Monday, June 18, 2007

Web application security test software reviews

Jordan Wiens is writing a series of "rolling reviews" on web application security testing software. First up on his plate is SPI Dynamics' WebInspect. You can find the full article here. He points out a high false positive rate, and that it had real issues with Ajax - neither of which surprise me. Any analyst who has been doing system vulnerability scans knows that false positives were (and at times still are) a fact of life - seeing those come up with web applications isn't a real surprise. In many ways, web application security testing feels like vulnerability scanning did a few years ago.

I'll be interested to see what direction the rest of the reviews take - most of the big names in web penetration and security testing still do a lot of manual work to inspect applications. In a business environment, particularly in a budget, skill, and time constrained environment, that may not work well.

Those limitations make the availability - and the accuracy and depth of tools like WebInspect - absolutely critical to custom application development processes. More and more organizations are adding security scans and testing into their development cycle.
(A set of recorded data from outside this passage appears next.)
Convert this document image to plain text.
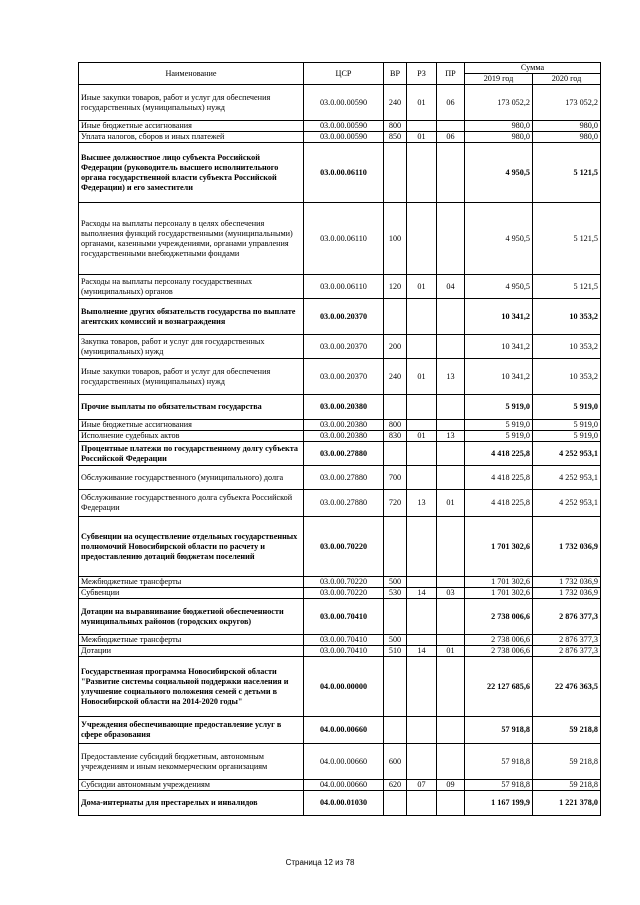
Наименование	ЦСР	ВР	РЗ	ПР	Сумма	
					2019 год	2020 год
Иные закупки товаров, работ и услуг для обеспечения государственных (муниципальных) нужд	03.0.00.00590	240	01	06	173 052,2	173 052,2
Иные бюджетные ассигнования	03.0.00.00590	800			980,0	980,0
Уплата налогов, сборов и иных платежей	03.0.00.00590	850	01	06	980,0	980,0
Высшее должностное лицо субъекта Российской Федерации (руководитель высшего исполнительного органа государственной власти субъекта Российской Федерации) и его заместители	03.0.00.06110				4 950,5	5 121,5
Расходы на выплаты персоналу в целях обеспечения выполнения функций государственными (муниципальными) органами, казенными учреждениями, органами управления государственными внебюджетными фондами	03.0.00.06110	100			4 950,5	5 121,5
Расходы на выплаты персоналу государственных (муниципальных) органов	03.0.00.06110	120	01	04	4 950,5	5 121,5
Выполнение других обязательств государства по выплате агентских комиссий и вознаграждения	03.0.00.20370				10 341,2	10 353,2
Закупка товаров, работ и услуг для государственных (муниципальных) нужд	03.0.00.20370	200			10 341,2	10 353,2
Иные закупки товаров, работ и услуг для обеспечения государственных (муниципальных) нужд	03.0.00.20370	240	01	13	10 341,2	10 353,2
Прочие выплаты по обязательствам государства	03.0.00.20380				5 919,0	5 919,0
Иные бюджетные ассигнования	03.0.00.20380	800			5 919,0	5 919,0
Исполнение судебных актов	03.0.00.20380	830	01	13	5 919,0	5 919,0
Процентные платежи по государственному долгу субъекта Российской Федерации	03.0.00.27880				4 418 225,8	4 252 953,1
Обслуживание государственного (муниципального) долга	03.0.00.27880	700			4 418 225,8	4 252 953,1
Обслуживание государственного долга субъекта Российской Федерации	03.0.00.27880	720	13	01	4 418 225,8	4 252 953,1
Субвенции на осуществление отдельных государственных полномочий Новосибирской области по расчету и предоставлению дотаций бюджетам поселений	03.0.00.70220				1 701 302,6	1 732 036,9
Межбюджетные трансферты	03.0.00.70220	500			1 701 302,6	1 732 036,9
Субвенции	03.0.00.70220	530	14	03	1 701 302,6	1 732 036,9
Дотации на выравнивание бюджетной обеспеченности муниципальных районов (городских округов)	03.0.00.70410				2 738 006,6	2 876 377,3
Межбюджетные трансферты	03.0.00.70410	500			2 738 006,6	2 876 377,3
Дотации	03.0.00.70410	510	14	01	2 738 006,6	2 876 377,3
Государственная программа Новосибирской области "Развитие системы социальной поддержки населения и улучшение социального положения семей с детьми в Новосибирской области на 2014-2020 годы"	04.0.00.00000				22 127 685,6	22 476 363,5
Учреждения обеспечивающие предоставление услуг в сфере образования	04.0.00.00660				57 918,8	59 218,8
Предоставление субсидий бюджетным, автономным учреждениям и иным некоммерческим организациям	04.0.00.00660	600			57 918,8	59 218,8
Субсидии автономным учреждениям	04.0.00.00660	620	07	09	57 918,8	59 218,8
Дома-интернаты для престарелых и инвалидов	04.0.00.01030				1 167 199,9	1 221 378,0
Страница 12 из 78
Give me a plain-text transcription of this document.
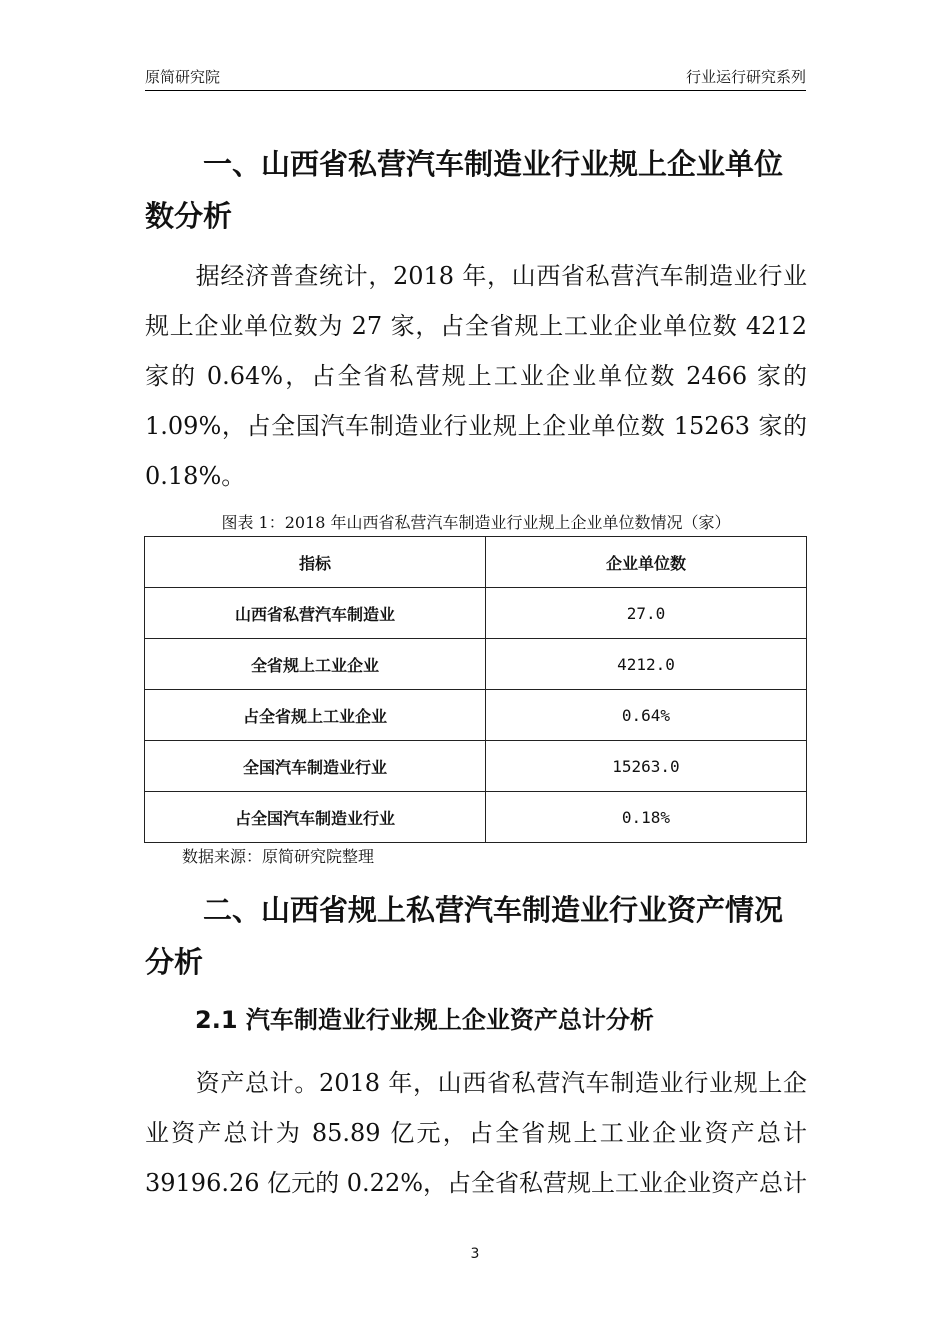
原简研究院	行业运行研究系列
一、山西省私营汽车制造业行业规上企业单位数分析

据经济普查统计，2018 年，山西省私营汽车制造业行业规上企业单位数为 27 家，占全省规上工业企业单位数 4212 家的 0.64%，占全省私营规上工业企业单位数 2466 家的 1.09%，占全国汽车制造业行业规上企业单位数 15263 家的 0.18%。

图表 1：2018 年山西省私营汽车制造业行业规上企业单位数情况（家）
指标	企业单位数
山西省私营汽车制造业	27.0
全省规上工业企业	4212.0
占全省规上工业企业	0.64%
全国汽车制造业行业	15263.0
占全国汽车制造业行业	0.18%
数据来源：原简研究院整理
二、山西省规上私营汽车制造业行业资产情况分析
2.1 汽车制造业行业规上企业资产总计分析

资产总计。2018 年，山西省私营汽车制造业行业规上企业资产总计为 85.89 亿元，占全省规上工业企业资产总计 39196.26 亿元的 0.22%，占全省私营规上工业企业资产总计

3
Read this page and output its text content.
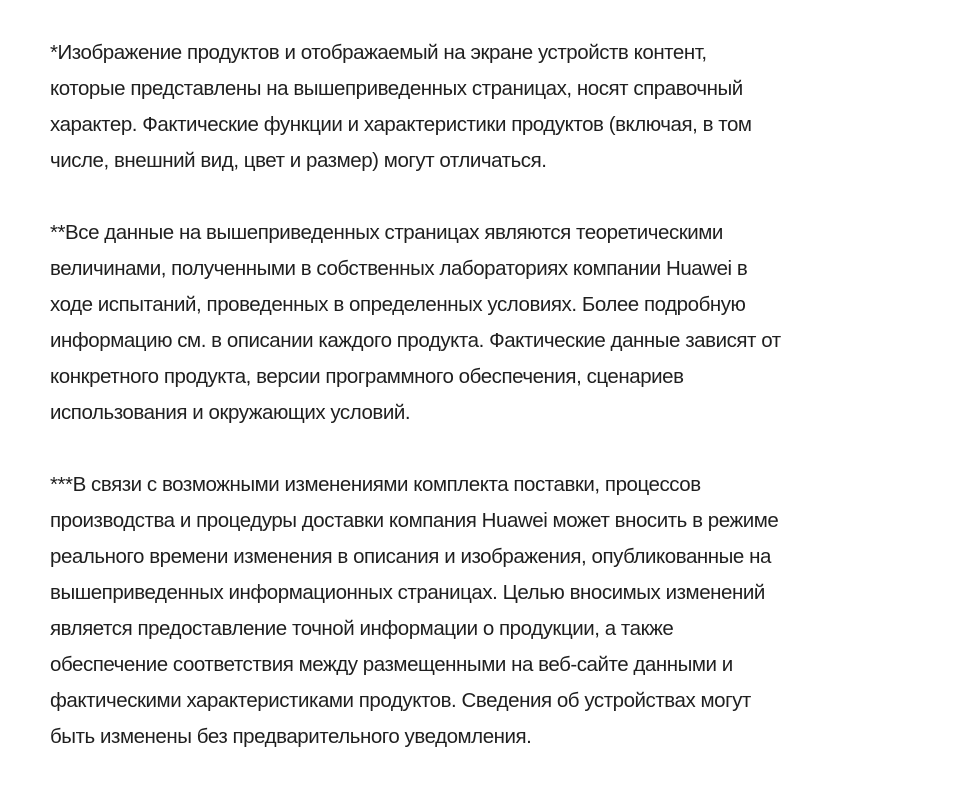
*Изображение продуктов и отображаемый на экране устройств контент,
которые представлены на вышеприведенных страницах, носят справочный
характер. Фактические функции и характеристики продуктов (включая, в том
числе, внешний вид, цвет и размер) могут отличаться.

**Все данные на вышеприведенных страницах являются теоретическими
величинами, полученными в собственных лабораториях компании Huawei в
ходе испытаний, проведенных в определенных условиях. Более подробную
информацию см. в описании каждого продукта. Фактические данные зависят от
конкретного продукта, версии программного обеспечения, сценариев
использования и окружающих условий.

***В связи с возможными изменениями комплекта поставки, процессов
производства и процедуры доставки компания Huawei может вносить в режиме
реального времени изменения в описания и изображения, опубликованные на
вышеприведенных информационных страницах. Целью вносимых изменений
является предоставление точной информации о продукции, а также
обеспечение соответствия между размещенными на веб-сайте данными и
фактическими характеристиками продуктов. Сведения об устройствах могут
быть изменены без предварительного уведомления.
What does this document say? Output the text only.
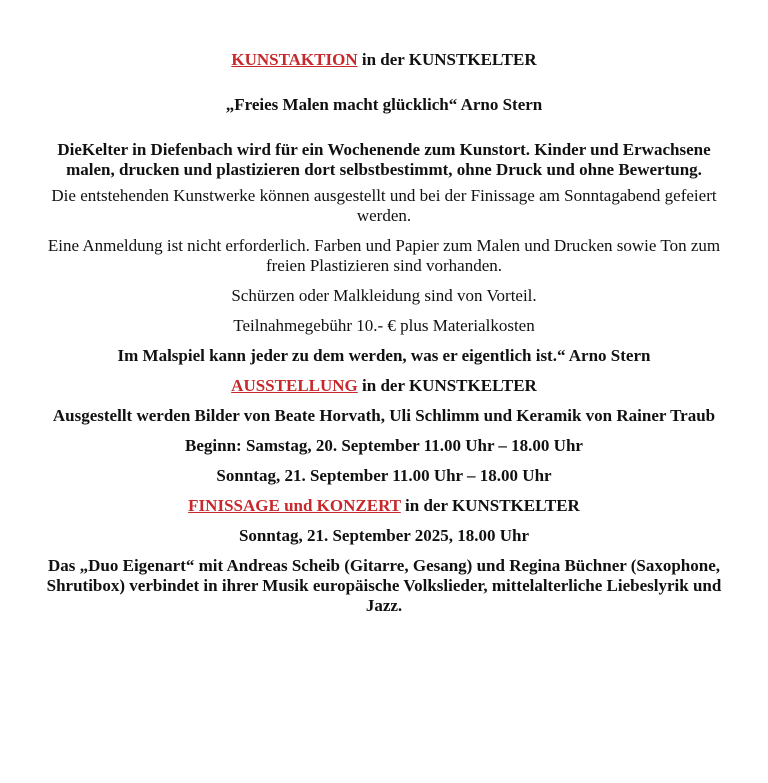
KUNSTAKTION in der KUNSTKELTER

„Freies Malen macht glücklich“ Arno Stern

DieKelter in Diefenbach wird für ein Wochenende zum Kunstort. Kinder und Erwachsene malen, drucken und plastizieren dort selbstbestimmt, ohne Druck und ohne Bewertung.

Die entstehenden Kunstwerke können ausgestellt und bei der Finissage am Sonntagabend gefeiert werden.

Eine Anmeldung ist nicht erforderlich. Farben und Papier zum Malen und Drucken sowie Ton zum freien Plastizieren sind vorhanden.

Schürzen oder Malkleidung sind von Vorteil.

Teilnahmegebühr 10.- € plus Materialkosten

Im Malspiel kann jeder zu dem werden, was er eigentlich ist.“ Arno Stern

AUSSTELLUNG in der KUNSTKELTER

Ausgestellt werden Bilder von Beate Horvath, Uli Schlimm und Keramik von Rainer Traub

Beginn: Samstag, 20. September 11.00 Uhr – 18.00 Uhr

Sonntag, 21. September 11.00 Uhr – 18.00 Uhr

FINISSAGE und KONZERT in der KUNSTKELTER

Sonntag, 21. September 2025, 18.00 Uhr

Das „Duo Eigenart“ mit Andreas Scheib (Gitarre, Gesang) und Regina Büchner (Saxophone, Shrutibox) verbindet in ihrer Musik europäische Volkslieder, mittelalterliche Liebeslyrik und Jazz.
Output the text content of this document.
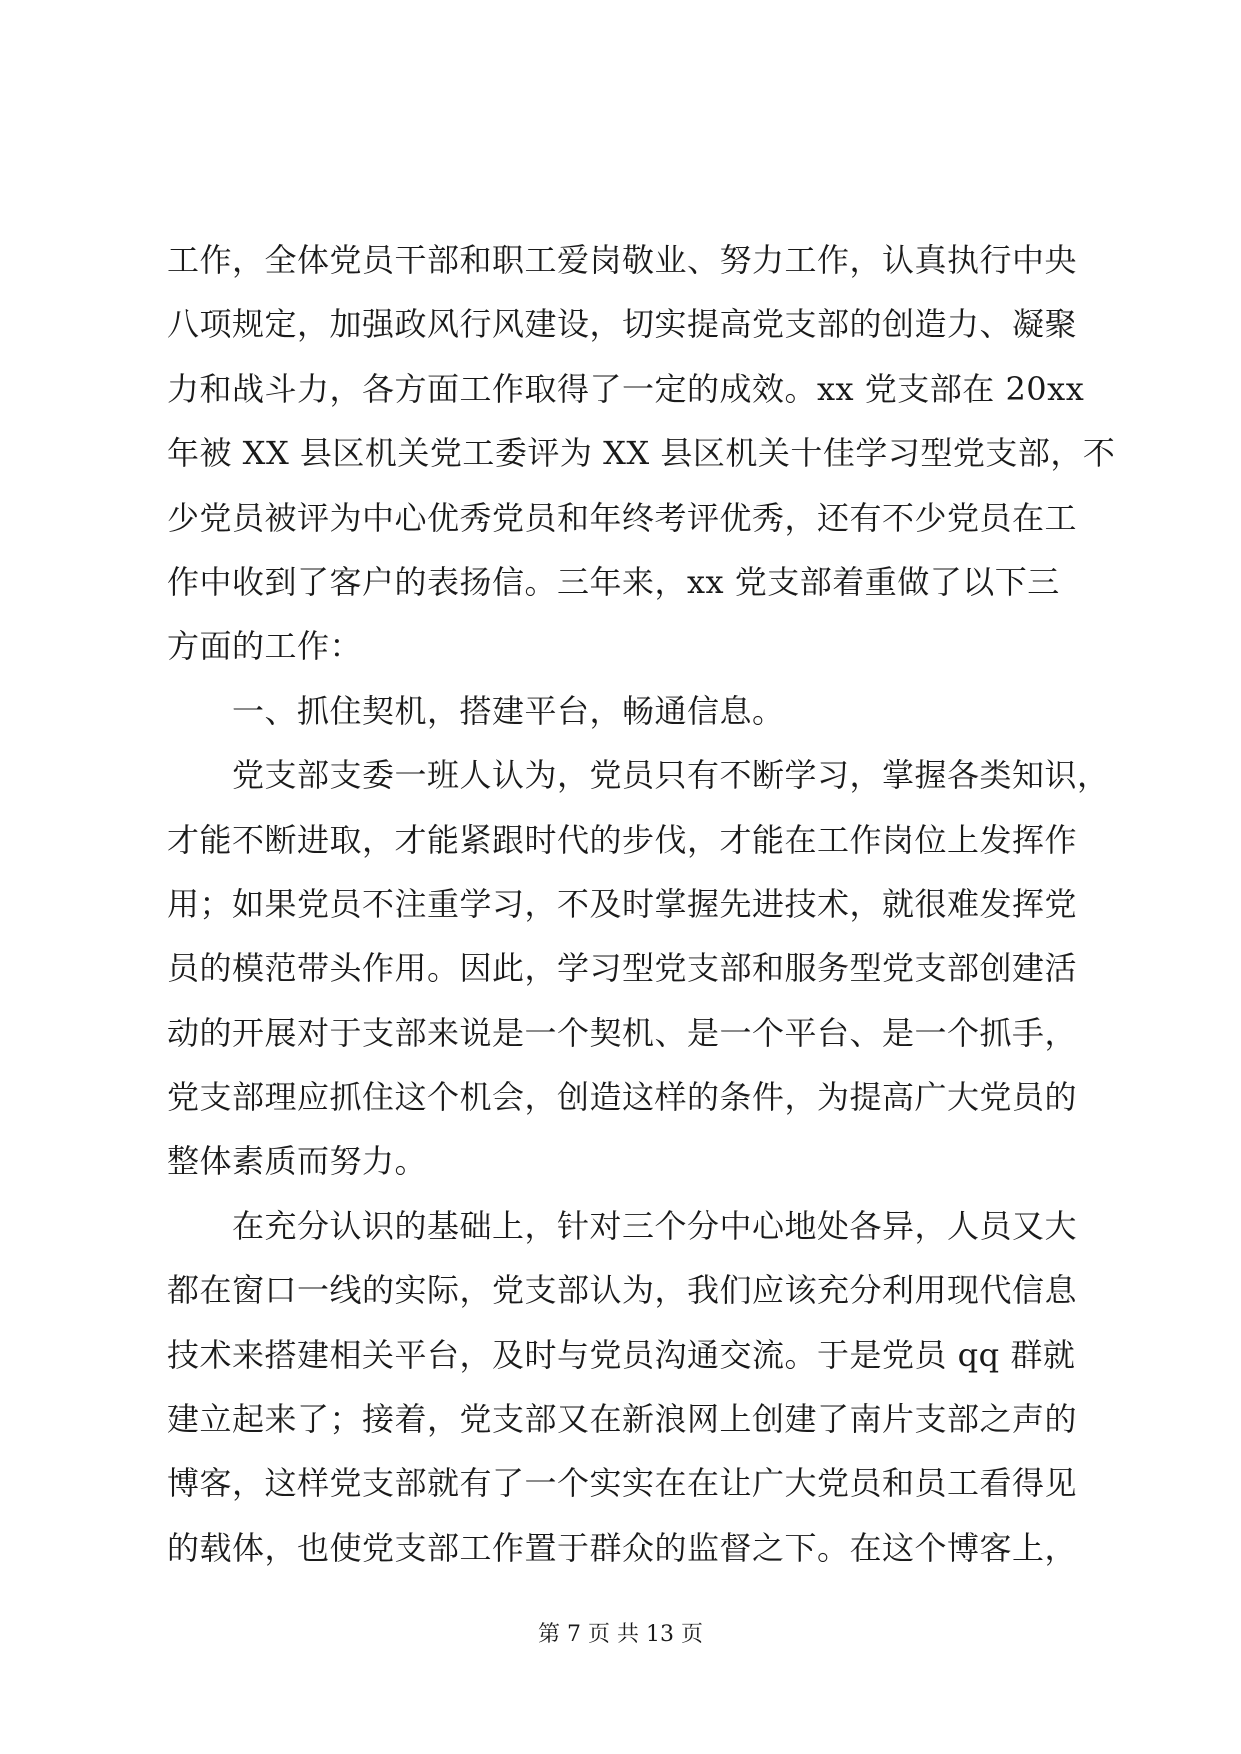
工作，全体党员干部和职工爱岗敬业、努力工作，认真执行中央
八项规定，加强政风行风建设，切实提高党支部的创造力、凝聚
力和战斗力，各方面工作取得了一定的成效。xx 党支部在 20xx
年被 XX 县区机关党工委评为 XX 县区机关十佳学习型党支部，不
少党员被评为中心优秀党员和年终考评优秀，还有不少党员在工
作中收到了客户的表扬信。三年来，xx 党支部着重做了以下三
方面的工作：
　　一、抓住契机，搭建平台，畅通信息。
　　党支部支委一班人认为，党员只有不断学习，掌握各类知识，
才能不断进取，才能紧跟时代的步伐，才能在工作岗位上发挥作
用；如果党员不注重学习，不及时掌握先进技术，就很难发挥党
员的模范带头作用。因此，学习型党支部和服务型党支部创建活
动的开展对于支部来说是一个契机、是一个平台、是一个抓手，
党支部理应抓住这个机会，创造这样的条件，为提高广大党员的
整体素质而努力。
　　在充分认识的基础上，针对三个分中心地处各异，人员又大
都在窗口一线的实际，党支部认为，我们应该充分利用现代信息
技术来搭建相关平台，及时与党员沟通交流。于是党员 qq 群就
建立起来了；接着，党支部又在新浪网上创建了南片支部之声的
博客，这样党支部就有了一个实实在在让广大党员和员工看得见
的载体，也使党支部工作置于群众的监督之下。在这个博客上，
第 7 页 共 13 页
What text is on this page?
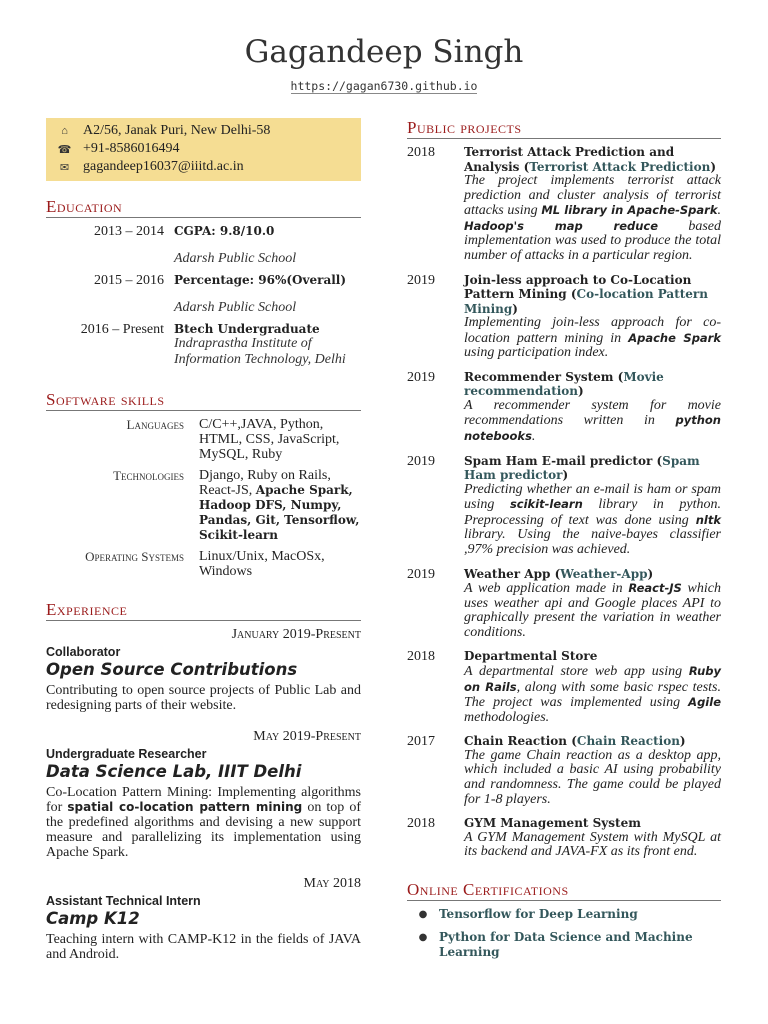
Gagandeep Singh
https://gagan6730.github.io
⌂	A2/56, Janak Puri, New Delhi-58
☎ +91-8586016494
✉ gagandeep16037@iiitd.ac.in
Education
2013 – 2014 CGPA: 9.8/10.0
Adarsh Public School
2015 – 2016 Percentage: 96%(Overall)
Adarsh Public School
2016 – Present Btech Undergraduate
Indraprastha Institute of Information Technology, Delhi
Software skills
Languages	C/C++,JAVA, Python, HTML, CSS, JavaScript, MySQL, Ruby
Technologies	Django, Ruby on Rails, React-JS, Apache Spark, Hadoop DFS, Numpy, Pandas, Git, Tensorflow, Scikit-learn
Operating Systems	Linux/Unix, MacOSx, Windows
Experience
January 2019-Present
Collaborator
Open Source Contributions
Contributing to open source projects of Public Lab and redesigning parts of their website.
May 2019-Present
Undergraduate Researcher
Data Science Lab, IIIT Delhi
Co-Location Pattern Mining: Implementing algorithms for spatial co-location pattern mining on top of the predefined algorithms and devising a new support measure and parallelizing its implementation using Apache Spark.
May 2018
Assistant Technical Intern
Camp K12
Teaching intern with CAMP-K12 in the fields of JAVA and Android.
Public projects
2018	Terrorist Attack Prediction and Analysis (Terrorist Attack Prediction)
The project implements terrorist attack prediction and cluster analysis of terrorist attacks using ML library in Apache-Spark. Hadoop's map reduce based implementation was used to produce the total number of attacks in a particular region.
2019	Join-less approach to Co-Location Pattern Mining (Co-location Pattern Mining)
Implementing join-less approach for co-location pattern mining in Apache Spark using participation index.
2019	Recommender System (Movie recommendation)
A recommender system for movie recommendations written in python notebooks.
2019	Spam Ham E-mail predictor (Spam Ham predictor)
Predicting whether an e-mail is ham or spam using scikit-learn library in python. Preprocessing of text was done using nltk library. Using the naive-bayes classifier ,97% precision was achieved.
2019	Weather App (Weather-App)
A web application made in React-JS which uses weather api and Google places API to graphically present the variation in weather conditions.
2018	Departmental Store
A departmental store web app using Ruby on Rails, along with some basic rspec tests. The project was implemented using Agile methodologies.
2017	Chain Reaction (Chain Reaction)
The game Chain reaction as a desktop app, which included a basic AI using probability and randomness. The game could be played for 1-8 players.
2018	GYM Management System
A GYM Management System with MySQL at its backend and JAVA-FX as its front end.
Online Certifications
● Tensorflow for Deep Learning
● Python for Data Science and Machine Learning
One of my current goals is to find a way to easily put a good testing tool into the hands of developers that I work with. I'd like to see them able to take a good first pass at their own applications before running it past security for review - system administrators already have the ability to run vulnerability scans against their new servers and workstations, and that model has been helpful and is worth repeating.

Is that a complete solution to web application security? Definitely not. Will it put us in a better place than we were before we added testing to the development lifecycle? Definitely.